Ia mengeluarkan sebuah kaca bundar. “Aku membaca pola kelahiran Valcirion sejak zaman sebelum akademi berdiri. Dia tidak pernah sepenuhnya ‘lahir’. Ia selalu dibagi. Dalam setiap siklus reinkarnasi, bagian jiwanya disebar—dan hanya satu yang memegang pusatnya.”
Sylvaine menyipit. “Dan Rayzen…?”
“Dia yang memegang pusat.”
Kembali ke Bawah Tanah
Rayzen tiba di ujung lorong. Sebuah gerbang batu besar berdiri kokoh di depannya, dihiasi ukiran naga berkepala dua, dan di tengahnya tertanam sebuah mata—tertutup, tapi terasa seperti mengawasi.
Ia menempelkan tangan ke ukiran mata itu.
Seketika, gema terdengar.
> “Valcirion. Dagingmu kembali, tapi apakah ingatanmu masih tidur?”
Rayzen memejamkan mata.
Kilasan muncul. Dirinya di medan perang. Dunia terbakar. Ratusan penyihir sujud. Ratu Cahaya mengangkat pedangnya—dan ia menahan dengan dua jari. Tertawa. Kemudian gelap. Kemudian segel. Kemudian—
Rayzen terhuyung. Napasnya tercekat. Tapi ia tidak mundur.
“Aku tidak ingat semuanya,” katanya. “Tapi aku tahu satu hal: Aku bukan alat siapa pun.”
Gerbang batu retak pelan. Mata naga itu terbuka… dan tertawa.
Di markas rahasia Tujuh Jubah Hitam
Para pemimpin kegelapan kini memantau denyut dunia.
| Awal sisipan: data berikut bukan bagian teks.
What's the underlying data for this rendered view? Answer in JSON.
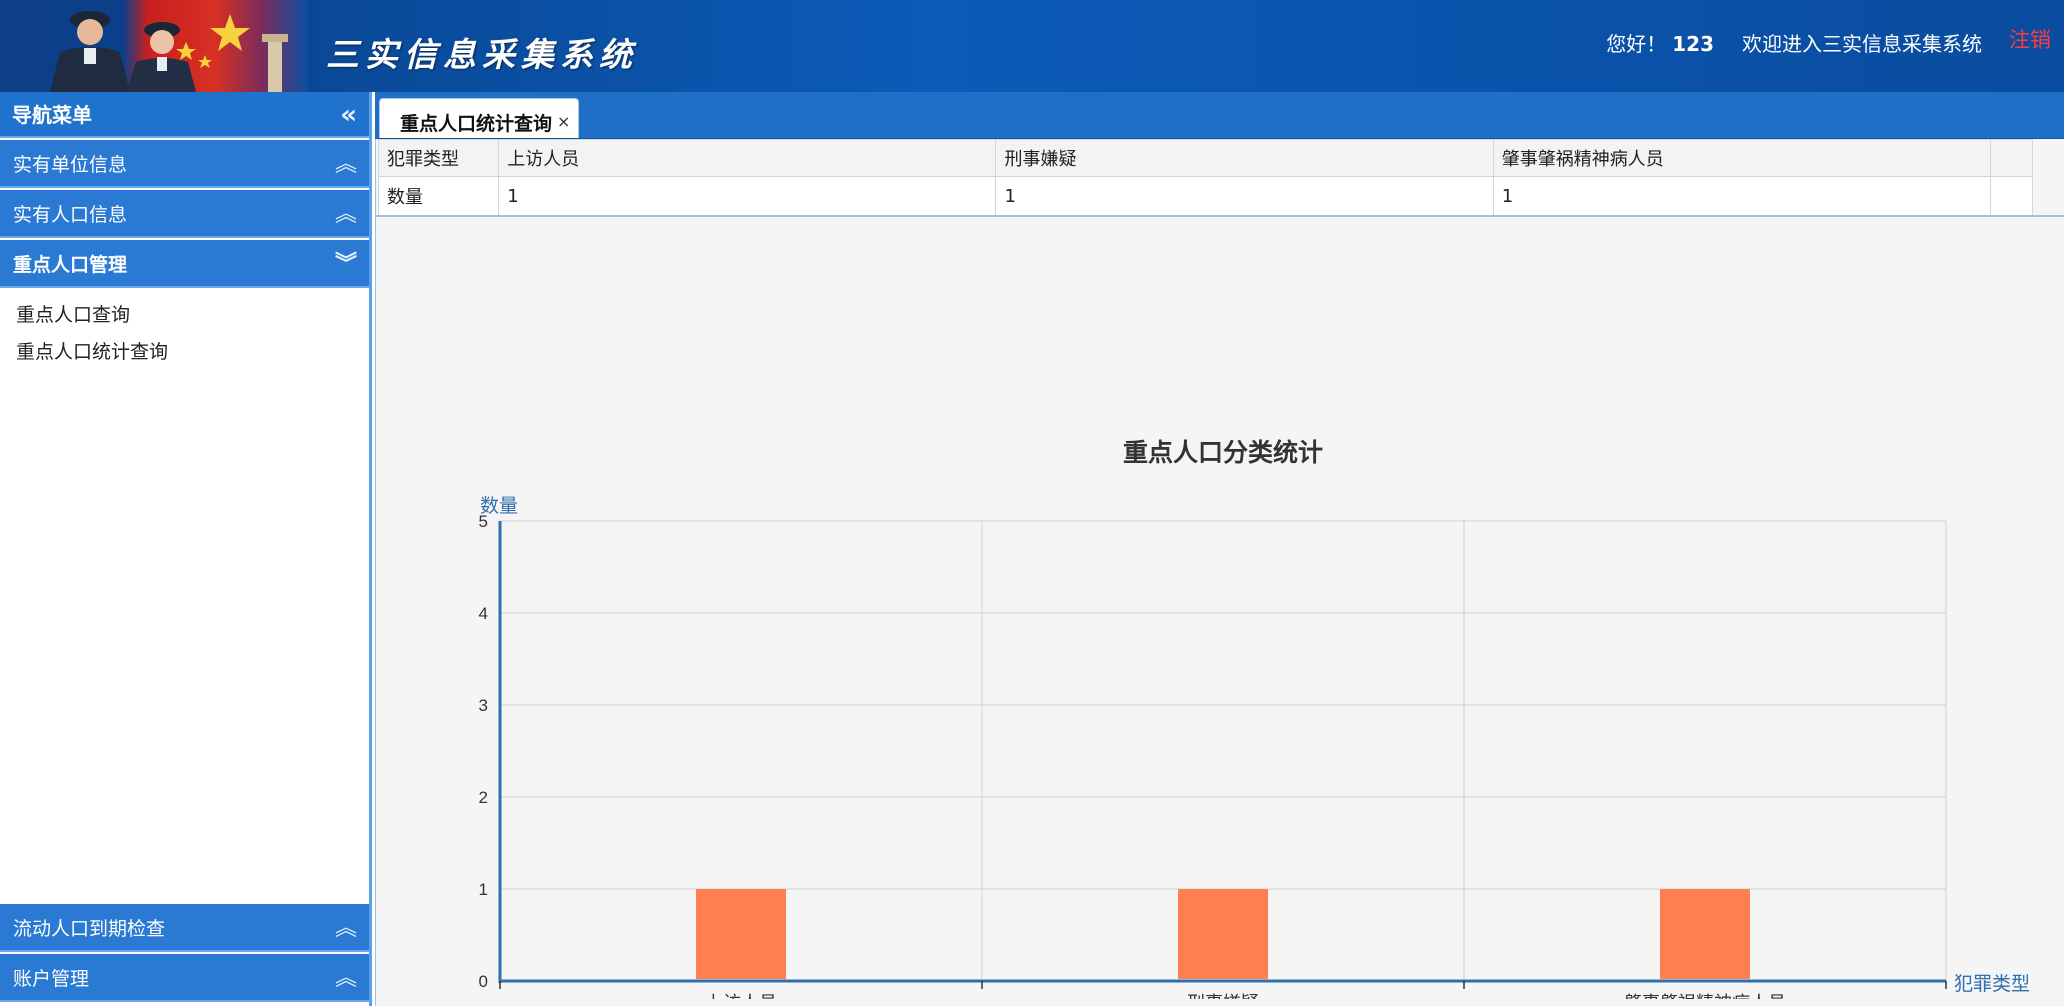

“Kristal darah mulai bereaksi,” ucap salah satu dari mereka.
“Valcirion mulai menyatu dengan dirinya sendiri.”
Yang tertua di antara mereka berujar pelan, “Jika dia bangkit sepenuhnya, tak ada klan, tak ada dewa, tak ada dimensi yang bisa menahannya.”
Mereka semua diam.
Lalu satu kalimat menyatukan niat:
> “Panggil para Penyihir Gelombang Ketiga. Kita tidak akan menunggu ramalan. Kita akan membunuhnya sebelum ia menjadi Dewa.”
Di tempat lain, di luar akademi
Seorang gadis bermata perak sedang berdiri di atas menara tua, rambutnya berkibar melawan badai.
Namanya Yvana, satu-satunya pewaris klan Cahaya yang tersisa. Dan ia menyentuh jantungnya, tempat liontin langit bergetar.
> “Valcirion hidup kembali… dan dengan atau tanpa restu dunia, aku harus menemuinya.”
Kembali ke Rayzen
Gerbang batu terbuka perlahan.
Di dalamnya: ruang gelap tak berbentuk, seperti isi mimpi yang tak pernah selesai.
Rayzen melangkah masuk. Langkahnya menggema. Dinding-dinding hidup. Suara-suara mulai berbicara.
> “Kenapa kau kembali ke tempat ini?”
> “Apakah kau ingin menjadi dewa lagi, atau hanya bocah yang kehilangan arah?”
Rayzen berhenti di tengah ruang kosong.
“Karena aku ingin tahu…” gumamnya.
“…jika aku memang dilahirkan untuk menghancurkan… apa artinya menciptakan dunia yang baru?”
Dan dari kedalaman ruang itu, sebuah kursi besi muncul perlahan. Di atasnya, ada sebilah pedang hitam yang menyala ungu.
Tangannya bergerak sendiri. Menggenggam gagang pedang.
Dan saat ia menariknya…
Langit di atas Akademi pecah sedikit.